For instance, if a machine costs $100,000 with an estimated total production of 200,000 units, and it produces 20,000 units in a year, the depreciation expense would be:
($100,000 - $0) / 200,000 = $0.50 per unit; 20,000 units x $0.50 = $10,000
This method is especially advantageous for assets with variable usage patterns.
Declining-Balance Method
The declining-balance method accelerates depreciation, recognizing larger expenses in the early years of an asset’s life. The most common variant is the double-declining balance method. The formula is:
Book Value at Beginning of Year × (2 / Useful Life)
This method reflects the idea that assets tend to lose their value more rapidly initially.
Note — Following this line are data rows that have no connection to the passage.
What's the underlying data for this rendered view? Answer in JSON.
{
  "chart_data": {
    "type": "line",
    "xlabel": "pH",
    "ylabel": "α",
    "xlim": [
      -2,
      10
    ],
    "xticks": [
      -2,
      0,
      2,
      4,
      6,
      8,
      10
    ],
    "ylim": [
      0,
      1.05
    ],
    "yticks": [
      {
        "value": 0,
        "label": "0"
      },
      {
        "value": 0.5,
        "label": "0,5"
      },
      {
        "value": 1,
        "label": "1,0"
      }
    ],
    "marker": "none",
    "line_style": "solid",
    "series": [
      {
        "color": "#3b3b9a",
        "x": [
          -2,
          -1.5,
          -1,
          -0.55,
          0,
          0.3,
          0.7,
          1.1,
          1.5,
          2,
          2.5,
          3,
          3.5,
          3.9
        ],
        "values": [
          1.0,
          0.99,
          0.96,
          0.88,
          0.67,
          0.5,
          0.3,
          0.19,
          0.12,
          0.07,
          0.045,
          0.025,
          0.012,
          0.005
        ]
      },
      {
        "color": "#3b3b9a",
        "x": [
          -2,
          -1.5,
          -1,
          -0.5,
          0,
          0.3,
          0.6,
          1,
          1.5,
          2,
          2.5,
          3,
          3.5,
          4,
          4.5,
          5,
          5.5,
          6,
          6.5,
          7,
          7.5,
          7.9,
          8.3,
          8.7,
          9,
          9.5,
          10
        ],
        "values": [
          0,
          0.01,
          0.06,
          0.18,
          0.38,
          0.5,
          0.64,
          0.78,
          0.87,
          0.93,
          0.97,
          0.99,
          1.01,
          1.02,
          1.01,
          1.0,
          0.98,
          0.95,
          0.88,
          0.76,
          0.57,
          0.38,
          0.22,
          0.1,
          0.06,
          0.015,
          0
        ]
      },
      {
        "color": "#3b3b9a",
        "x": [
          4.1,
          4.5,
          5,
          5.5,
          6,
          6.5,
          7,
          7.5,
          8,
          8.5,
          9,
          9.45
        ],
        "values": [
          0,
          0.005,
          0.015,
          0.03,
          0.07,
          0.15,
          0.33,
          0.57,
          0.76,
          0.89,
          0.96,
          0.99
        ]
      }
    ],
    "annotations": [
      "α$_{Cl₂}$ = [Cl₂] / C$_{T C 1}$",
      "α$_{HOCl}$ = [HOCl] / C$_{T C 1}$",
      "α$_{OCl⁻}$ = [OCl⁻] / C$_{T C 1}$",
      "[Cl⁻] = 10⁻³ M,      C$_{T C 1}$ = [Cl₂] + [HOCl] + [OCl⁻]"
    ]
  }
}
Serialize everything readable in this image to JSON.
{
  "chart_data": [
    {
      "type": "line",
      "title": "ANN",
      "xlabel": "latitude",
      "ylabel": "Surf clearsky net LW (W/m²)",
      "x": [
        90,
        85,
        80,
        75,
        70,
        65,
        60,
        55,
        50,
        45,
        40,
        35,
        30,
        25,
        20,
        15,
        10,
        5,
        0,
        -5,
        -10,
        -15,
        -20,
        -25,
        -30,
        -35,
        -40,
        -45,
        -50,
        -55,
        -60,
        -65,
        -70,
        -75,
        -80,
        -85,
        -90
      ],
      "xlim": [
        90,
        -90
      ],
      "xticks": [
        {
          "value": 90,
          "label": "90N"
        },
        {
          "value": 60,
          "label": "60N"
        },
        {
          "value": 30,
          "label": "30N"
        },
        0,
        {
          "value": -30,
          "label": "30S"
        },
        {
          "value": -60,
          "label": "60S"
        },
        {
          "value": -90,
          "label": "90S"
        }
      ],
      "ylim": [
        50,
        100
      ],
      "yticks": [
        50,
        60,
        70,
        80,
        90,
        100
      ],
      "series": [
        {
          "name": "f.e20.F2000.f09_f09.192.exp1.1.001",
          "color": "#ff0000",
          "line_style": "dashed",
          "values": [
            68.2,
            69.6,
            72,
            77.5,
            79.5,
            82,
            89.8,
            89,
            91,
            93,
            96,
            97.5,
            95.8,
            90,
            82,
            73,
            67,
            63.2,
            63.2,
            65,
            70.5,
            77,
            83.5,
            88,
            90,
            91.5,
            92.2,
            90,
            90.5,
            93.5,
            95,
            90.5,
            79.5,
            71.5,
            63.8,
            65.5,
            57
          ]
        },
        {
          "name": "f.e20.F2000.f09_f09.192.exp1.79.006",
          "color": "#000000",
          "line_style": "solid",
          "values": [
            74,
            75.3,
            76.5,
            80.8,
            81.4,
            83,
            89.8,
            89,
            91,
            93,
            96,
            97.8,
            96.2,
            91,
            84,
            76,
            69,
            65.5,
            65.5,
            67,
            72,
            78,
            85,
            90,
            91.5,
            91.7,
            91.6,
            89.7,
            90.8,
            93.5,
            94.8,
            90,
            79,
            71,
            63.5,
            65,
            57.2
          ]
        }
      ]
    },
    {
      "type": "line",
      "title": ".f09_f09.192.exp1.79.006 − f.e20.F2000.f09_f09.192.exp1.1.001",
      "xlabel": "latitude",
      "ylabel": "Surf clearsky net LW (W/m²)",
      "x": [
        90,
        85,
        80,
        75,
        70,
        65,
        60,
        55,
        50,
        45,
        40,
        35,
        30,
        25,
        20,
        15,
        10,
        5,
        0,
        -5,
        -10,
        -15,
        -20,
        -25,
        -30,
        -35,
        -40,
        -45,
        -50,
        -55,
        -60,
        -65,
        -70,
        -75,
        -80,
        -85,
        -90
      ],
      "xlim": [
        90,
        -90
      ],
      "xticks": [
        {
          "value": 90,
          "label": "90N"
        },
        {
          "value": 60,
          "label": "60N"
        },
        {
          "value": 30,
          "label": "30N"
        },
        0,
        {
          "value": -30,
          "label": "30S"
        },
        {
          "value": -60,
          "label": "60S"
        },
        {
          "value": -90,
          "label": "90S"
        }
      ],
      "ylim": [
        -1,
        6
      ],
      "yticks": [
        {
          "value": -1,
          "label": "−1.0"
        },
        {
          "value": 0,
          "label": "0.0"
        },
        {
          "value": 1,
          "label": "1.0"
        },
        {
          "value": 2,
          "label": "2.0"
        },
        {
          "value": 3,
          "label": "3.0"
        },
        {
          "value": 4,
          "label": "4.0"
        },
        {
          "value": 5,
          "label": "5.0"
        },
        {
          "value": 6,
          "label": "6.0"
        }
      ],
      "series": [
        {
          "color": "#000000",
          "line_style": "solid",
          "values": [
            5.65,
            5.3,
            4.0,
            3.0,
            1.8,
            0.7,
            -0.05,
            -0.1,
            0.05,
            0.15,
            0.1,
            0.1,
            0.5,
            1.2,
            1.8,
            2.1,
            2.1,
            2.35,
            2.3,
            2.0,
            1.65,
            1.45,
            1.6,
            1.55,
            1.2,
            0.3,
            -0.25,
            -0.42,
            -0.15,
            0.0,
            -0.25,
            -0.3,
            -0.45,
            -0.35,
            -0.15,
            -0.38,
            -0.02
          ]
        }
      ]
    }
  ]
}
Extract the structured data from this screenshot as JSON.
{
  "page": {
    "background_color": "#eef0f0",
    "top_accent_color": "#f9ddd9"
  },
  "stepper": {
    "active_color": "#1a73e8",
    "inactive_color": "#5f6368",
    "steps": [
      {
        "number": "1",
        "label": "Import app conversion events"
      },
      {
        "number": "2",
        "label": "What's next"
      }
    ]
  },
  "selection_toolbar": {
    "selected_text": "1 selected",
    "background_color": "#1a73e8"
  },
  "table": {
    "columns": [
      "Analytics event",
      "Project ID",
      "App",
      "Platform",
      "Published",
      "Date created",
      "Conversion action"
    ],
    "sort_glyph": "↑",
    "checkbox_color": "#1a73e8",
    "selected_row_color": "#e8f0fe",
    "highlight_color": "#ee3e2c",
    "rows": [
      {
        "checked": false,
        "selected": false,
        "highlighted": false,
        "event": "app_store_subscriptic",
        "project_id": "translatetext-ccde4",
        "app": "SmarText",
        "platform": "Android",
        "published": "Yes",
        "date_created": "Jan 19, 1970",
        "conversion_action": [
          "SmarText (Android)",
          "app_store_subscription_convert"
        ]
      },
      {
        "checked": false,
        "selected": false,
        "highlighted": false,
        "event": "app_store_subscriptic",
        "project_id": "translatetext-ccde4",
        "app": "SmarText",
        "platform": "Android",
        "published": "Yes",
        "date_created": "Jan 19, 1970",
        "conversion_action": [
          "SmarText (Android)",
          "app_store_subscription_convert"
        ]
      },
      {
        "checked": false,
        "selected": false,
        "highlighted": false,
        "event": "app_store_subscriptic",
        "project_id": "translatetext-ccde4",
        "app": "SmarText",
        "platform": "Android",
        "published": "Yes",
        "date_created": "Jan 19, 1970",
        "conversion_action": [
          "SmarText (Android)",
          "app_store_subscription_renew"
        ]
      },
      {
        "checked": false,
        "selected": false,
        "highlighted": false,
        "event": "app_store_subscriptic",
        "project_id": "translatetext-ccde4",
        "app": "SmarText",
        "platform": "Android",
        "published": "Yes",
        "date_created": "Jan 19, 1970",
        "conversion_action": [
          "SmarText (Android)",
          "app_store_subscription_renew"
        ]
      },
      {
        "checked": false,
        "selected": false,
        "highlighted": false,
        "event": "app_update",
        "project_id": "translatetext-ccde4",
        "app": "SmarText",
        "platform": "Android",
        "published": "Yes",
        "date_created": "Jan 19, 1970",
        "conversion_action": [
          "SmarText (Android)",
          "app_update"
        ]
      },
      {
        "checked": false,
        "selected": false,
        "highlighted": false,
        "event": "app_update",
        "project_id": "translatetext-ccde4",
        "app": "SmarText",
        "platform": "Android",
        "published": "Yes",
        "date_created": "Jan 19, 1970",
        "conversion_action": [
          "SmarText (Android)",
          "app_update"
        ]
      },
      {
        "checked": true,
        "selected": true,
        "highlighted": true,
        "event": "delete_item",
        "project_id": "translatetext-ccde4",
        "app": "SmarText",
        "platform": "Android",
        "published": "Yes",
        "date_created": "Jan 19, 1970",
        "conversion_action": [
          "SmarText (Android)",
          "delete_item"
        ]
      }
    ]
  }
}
For example, for an asset costing $66,000 with a 10-year useful life, the first year's depreciation would be:
$66,000 × (2 / 10) = $13,200
Subsequent years apply the same percentage to the declining book value. This approach is often used for assets that become obsolete quickly or for tax advantages due to higher early depreciation.
Application in Practice
Real-world application of these methods requires careful consideration of asset usage, industry standards, and tax regulations. For instance, in the case of a manufacturing machine, the units-of-production method provides a precise depreciation aligning with production output, ensuring expenses mirror consumption. Conversely, the straight-line method simplifies bookkeeping for assets like office furniture with consistent utility over time. Declining-balance accelerates depreciation for technology assets that lose value rapidly. The choice among these methods impacts financial statements, tax liabilities, and asset management strategies.
Conclusion
Understanding and applying appropriate depreciation methods are crucial for accurate financial reporting and effective asset management. The straight-line method offers simplicity and consistency, suitable for assets with uniform utility. The units-of-production method provides accuracy in usage-based depreciation scenarios, while the declining-balance method accelerates depreciation, capturing the rapid loss of value in early years. Businesses must evaluate their asset characteristics and strategic considerations to choose the most fitting depreciation approach, ensuring financial integrity and optimizing tax benefits. Proper application of these methods enhances transparency, compliance, and managerial decision-making.